04:02 No. —Do you know of any businesses where women are working?
04:07 Look, I don’t know what to say to you.
04:10 And while I was trying to find someone to interview,
04:13 an interesting conversation began about the concept of the woman in the Islamic religion.
04:18 The woman in Islam has to ask permission to go out.
04:23 Do you always know where your wife is? —It’s normal.
04:26 I have the right to know where my wife goes. I have the right
04:29 to say to my wife, I don’t like you to go with this person…
04:32 And you are the guardian? —Yes
04:35 The woman is the master of the house.
04:38 because the woman is the one who in practice manages the whole family.

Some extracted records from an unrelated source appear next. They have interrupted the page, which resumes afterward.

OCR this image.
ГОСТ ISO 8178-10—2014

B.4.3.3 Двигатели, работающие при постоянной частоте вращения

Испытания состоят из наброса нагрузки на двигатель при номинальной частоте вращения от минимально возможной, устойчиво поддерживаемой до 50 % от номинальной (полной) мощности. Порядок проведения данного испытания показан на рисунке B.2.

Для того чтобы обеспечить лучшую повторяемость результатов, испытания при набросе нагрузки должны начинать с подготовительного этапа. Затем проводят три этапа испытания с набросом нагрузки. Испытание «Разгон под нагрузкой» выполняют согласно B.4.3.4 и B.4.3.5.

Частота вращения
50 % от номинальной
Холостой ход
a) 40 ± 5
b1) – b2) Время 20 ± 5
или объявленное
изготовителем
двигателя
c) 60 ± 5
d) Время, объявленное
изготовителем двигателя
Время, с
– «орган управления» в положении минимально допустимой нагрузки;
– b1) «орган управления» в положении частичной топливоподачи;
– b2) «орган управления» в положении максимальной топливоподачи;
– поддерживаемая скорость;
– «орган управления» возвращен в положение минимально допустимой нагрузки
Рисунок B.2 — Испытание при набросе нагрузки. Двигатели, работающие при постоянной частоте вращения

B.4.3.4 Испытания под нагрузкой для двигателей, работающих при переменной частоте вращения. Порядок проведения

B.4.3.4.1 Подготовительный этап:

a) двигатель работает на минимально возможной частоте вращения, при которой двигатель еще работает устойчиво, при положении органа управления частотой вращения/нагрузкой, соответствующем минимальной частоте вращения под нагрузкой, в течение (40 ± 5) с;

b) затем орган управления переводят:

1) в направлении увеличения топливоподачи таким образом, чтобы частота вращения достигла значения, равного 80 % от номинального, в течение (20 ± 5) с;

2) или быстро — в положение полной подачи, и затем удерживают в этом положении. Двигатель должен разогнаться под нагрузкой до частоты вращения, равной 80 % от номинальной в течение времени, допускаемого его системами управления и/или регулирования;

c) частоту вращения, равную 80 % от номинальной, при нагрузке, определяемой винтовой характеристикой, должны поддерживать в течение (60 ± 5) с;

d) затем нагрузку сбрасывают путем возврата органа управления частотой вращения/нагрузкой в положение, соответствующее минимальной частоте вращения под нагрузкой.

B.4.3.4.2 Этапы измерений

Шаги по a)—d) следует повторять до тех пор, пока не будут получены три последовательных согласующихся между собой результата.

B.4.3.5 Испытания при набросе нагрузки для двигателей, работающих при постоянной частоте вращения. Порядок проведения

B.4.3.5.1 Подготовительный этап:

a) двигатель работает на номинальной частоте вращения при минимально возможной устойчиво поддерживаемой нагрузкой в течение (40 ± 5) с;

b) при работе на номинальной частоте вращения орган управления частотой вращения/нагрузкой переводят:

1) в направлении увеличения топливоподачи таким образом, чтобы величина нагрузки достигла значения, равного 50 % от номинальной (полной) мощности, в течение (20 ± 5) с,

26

04:42 She doesn’t work for pay. However, she does other work.
04:48 As a husband, as a father, as a brother,
04:53 let’s say I don’t like it that my women, of my family,
04:56 …are going out and about. —You don’t like it. —As a husband, I don’t share that.
05:01 But how thin is the wall that separates this role as master of the home and a reality
05:05 of isolation and segregation? I ask Maria Teresa, who since 2006,
05:09 fights with the Association in Defense of the Rights of Women.
05:13 You and your association are also occupied with Islamic women.
05:18 What are the grievances and violence most often reported by these women?
05:23 Violence that comes from being mistreated by husbands; many times they keep them at home.
05:27 Many of these women are completely unable to speak Italian,
05:31 That is, to speak our language, in order to create this ultimate segregation.
05:37 Yes, yes. I think they do it to avoid contact with us.
05:42 It has happened that girls who went to university,
05:47 and there was the father who didn’t want his daughter to continue studies.
05:52 He took the books and burned them. Therefore, they are afraid
05:55 she will do too much, learn our language, work…
05:58 These women will manage too much…
06:01 That independence that disturbs their religion.
06:04 For the men, the women must be subjugated to them.